Tuesday, February 5

Sleepeeezeee

I'm writing this blog 'on location' (with a pen and paper, later to be copied into font) from the reception area of my doctor's surgery in Crouch End, hoping that the periodic ringing of telephones and unrelenting soundtrack of the Carpenter's Greatest Hits (we're on I Won't Last A Day Without You now) will inspire me to produce something greater and more interesting than the patter that has littered these webpages in recent months.

There is duplicity in my visit here. I arranged the appointment under the guise of needing more steroid inhalers, as I keep waking up in the night only to encounter a near-death experience as my lungs fluff up and I clutch at the pillows, gasping for breath. This is my official reason for coming. My unofficial reason is to request some more sleeping pills.

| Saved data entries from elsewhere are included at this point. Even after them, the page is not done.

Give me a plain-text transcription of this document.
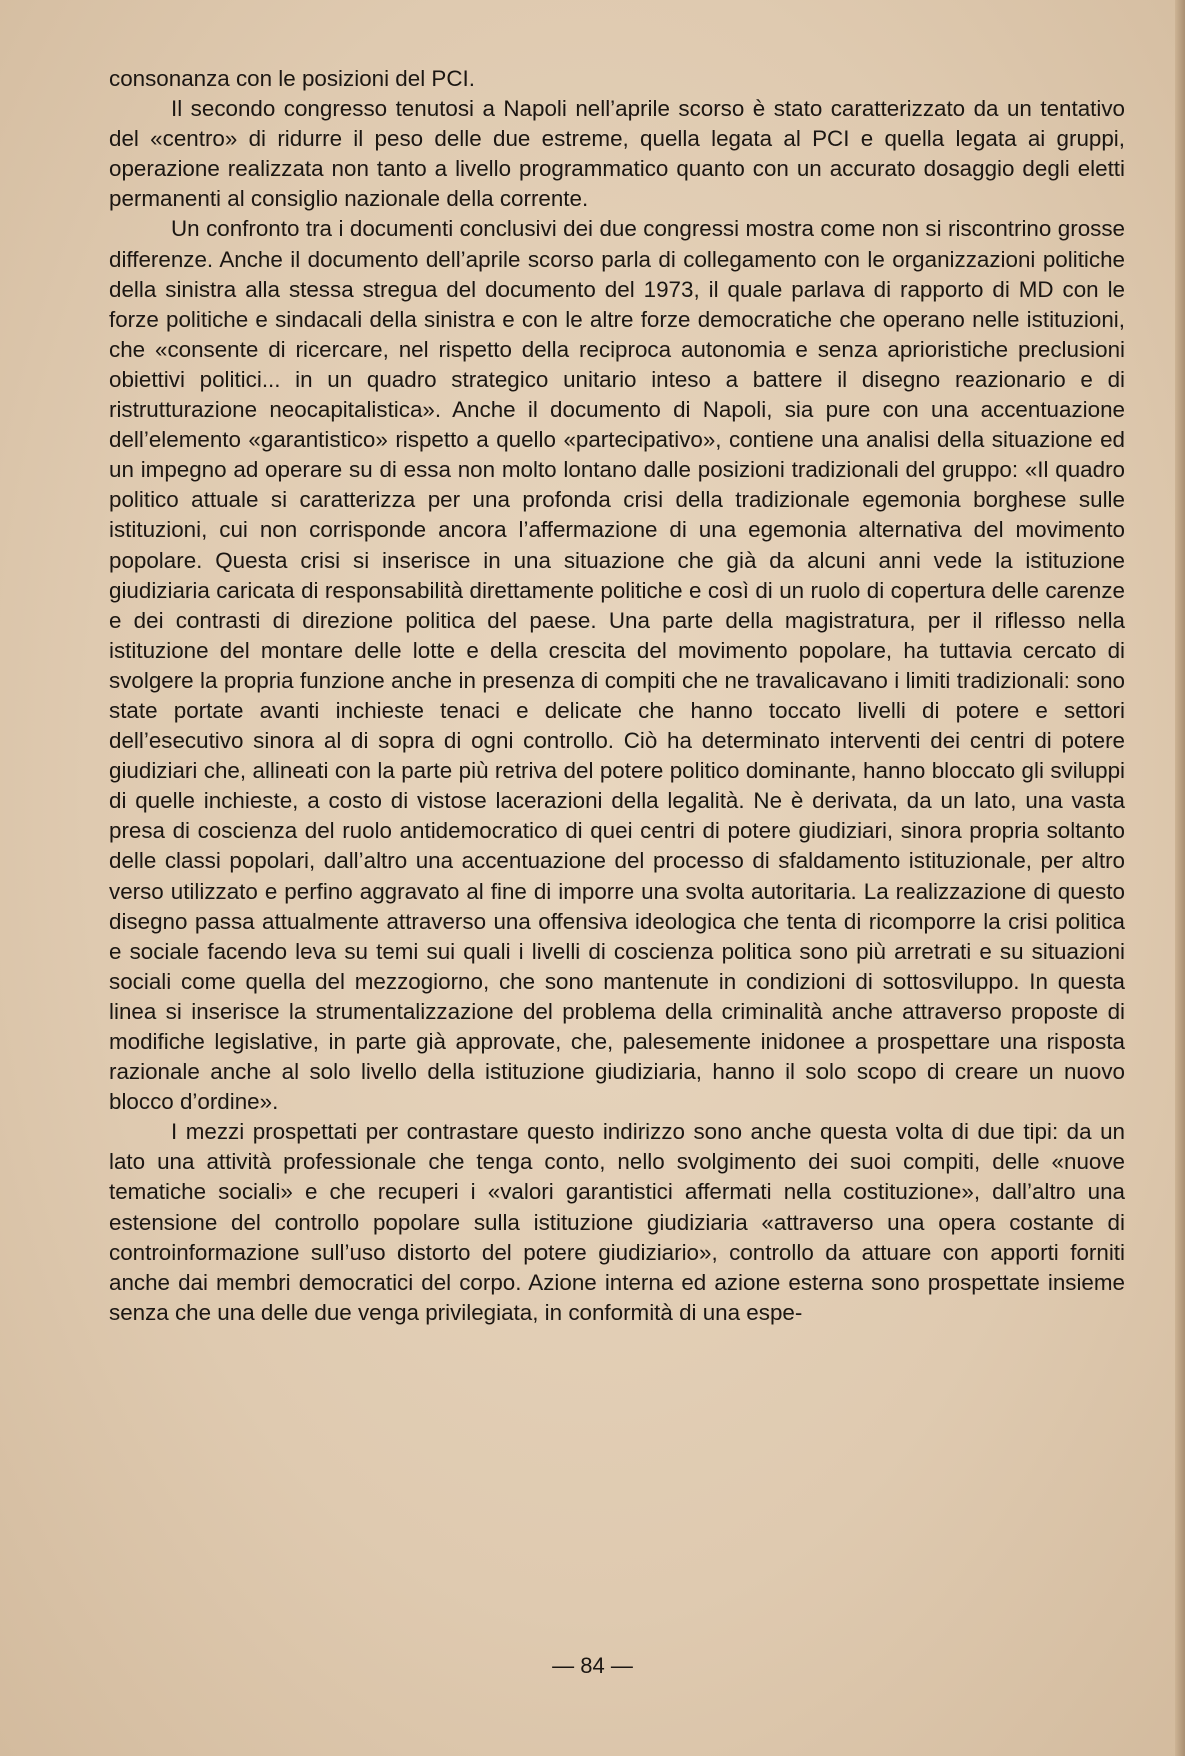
consonanza con le posizioni del PCI.

Il secondo congresso tenutosi a Napoli nell’aprile scorso è stato caratterizzato da un tentativo del «centro» di ridurre il peso delle due estreme, quella legata al PCI e quella legata ai gruppi, operazione realizzata non tanto a livello programmatico quanto con un accurato dosaggio degli eletti permanenti al consiglio nazionale della corrente.

Un confronto tra i documenti conclusivi dei due congressi mostra come non si riscontrino grosse differenze. Anche il documento dell’aprile scorso parla di collegamento con le organizzazioni politiche della sinistra alla stessa stregua del documento del 1973, il quale parlava di rapporto di MD con le forze politiche e sindacali della sinistra e con le altre forze democratiche che operano nelle istituzioni, che «consente di ricercare, nel rispetto della reciproca autonomia e senza aprioristiche preclusioni obiettivi politici... in un quadro strategico unitario inteso a battere il disegno reazionario e di ristrutturazione neocapitalistica». Anche il documento di Napoli, sia pure con una accentuazione dell’elemento «garantistico» rispetto a quello «partecipativo», contiene una analisi della situazione ed un impegno ad operare su di essa non molto lontano dalle posizioni tradizionali del gruppo: «Il quadro politico attuale si caratterizza per una profonda crisi della tradizionale egemonia borghese sulle istituzioni, cui non corrisponde ancora l’affermazione di una egemonia alternativa del movimento popolare. Questa crisi si inserisce in una situazione che già da alcuni anni vede la istituzione giudiziaria caricata di responsabilità direttamente politiche e così di un ruolo di copertura delle carenze e dei contrasti di direzione politica del paese. Una parte della magistratura, per il riflesso nella istituzione del montare delle lotte e della crescita del movimento popolare, ha tuttavia cercato di svolgere la propria funzione anche in presenza di compiti che ne travalicavano i limiti tradizionali: sono state portate avanti inchieste tenaci e delicate che hanno toccato livelli di potere e settori dell’esecutivo sinora al di sopra di ogni controllo. Ciò ha determinato interventi dei centri di potere giudiziari che, allineati con la parte più retriva del potere politico dominante, hanno bloccato gli sviluppi di quelle inchieste, a costo di vistose lacerazioni della legalità. Ne è derivata, da un lato, una vasta presa di coscienza del ruolo antidemocratico di quei centri di potere giudiziari, sinora propria soltanto delle classi popolari, dall’altro una accentuazione del processo di sfaldamento istituzionale, per altro verso utilizzato e perfino aggravato al fine di imporre una svolta autoritaria. La realizzazione di questo disegno passa attualmente attraverso una offensiva ideologica che tenta di ricomporre la crisi politica e sociale facendo leva su temi sui quali i livelli di coscienza politica sono più arretrati e su situazioni sociali come quella del mezzogiorno, che sono mantenute in condizioni di sottosviluppo. In questa linea si inserisce la strumentalizzazione del problema della criminalità anche attraverso proposte di modifiche legislative, in parte già approvate, che, palesemente inidonee a prospettare una risposta razionale anche al solo livello della istituzione giudiziaria, hanno il solo scopo di creare un nuovo blocco d’ordine».

I mezzi prospettati per contrastare questo indirizzo sono anche questa volta di due tipi: da un lato una attività professionale che tenga conto, nello svolgimento dei suoi compiti, delle «nuove tematiche sociali» e che recuperi i «valori garantistici affermati nella costituzione», dall’altro una estensione del controllo popolare sulla istituzione giudiziaria «attraverso una opera costante di controinformazione sull’uso distorto del potere giudiziario», controllo da attuare con apporti forniti anche dai membri democratici del corpo. Azione interna ed azione esterna sono prospettate insieme senza che una delle due venga privilegiata, in conformità di una espe-

— 84 —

I LOVE sleeping pills. The doctor prescribed them for me when I started my PGCE, as the newness and scariness of everything was causing A LOT of sleepless nights.

I'm not addicted or anything. In fact, I have only taken about seven zopiclones in my entire life. But the pure bliss they bring is like a cuddle in a cosy blanket under a thousand stars. You take one at 11pm knowing (there is a very loud, brash Scottish lady lecturing her ghetto fabulous daughter now. It's more off-putting than Karen Carpenter's dulcet tones) that the next conscious breath you take will be when your alarm goes off at 6.30am, and that you will complete the rest of the day without any of the nasty side effects that illegal, herbal or alcoholic substances can cause (the track order on this cd is weird, who puts Yesterday Once More before Calling Occupants of Interplanetery Craft - who?).

Sometimes, for fun, I take a zopiclone at 4pm, and again at 10pm, and I can spend nearly twenty hours asleep. Sometimes life just isn't interesting enough to bother to stay awake.

But, obviously, I am not going to tell my doctor any of this. I am simply going to plant the idea of the sleeping pills into her head, and then let her think that she has come up with the idea herself. And then I am going to skip to the pharmacy and present my prescription like it is a golden ticket.

And, while I'm there, I might as well get some inhalers. IT'S ONLY MY LUNGS.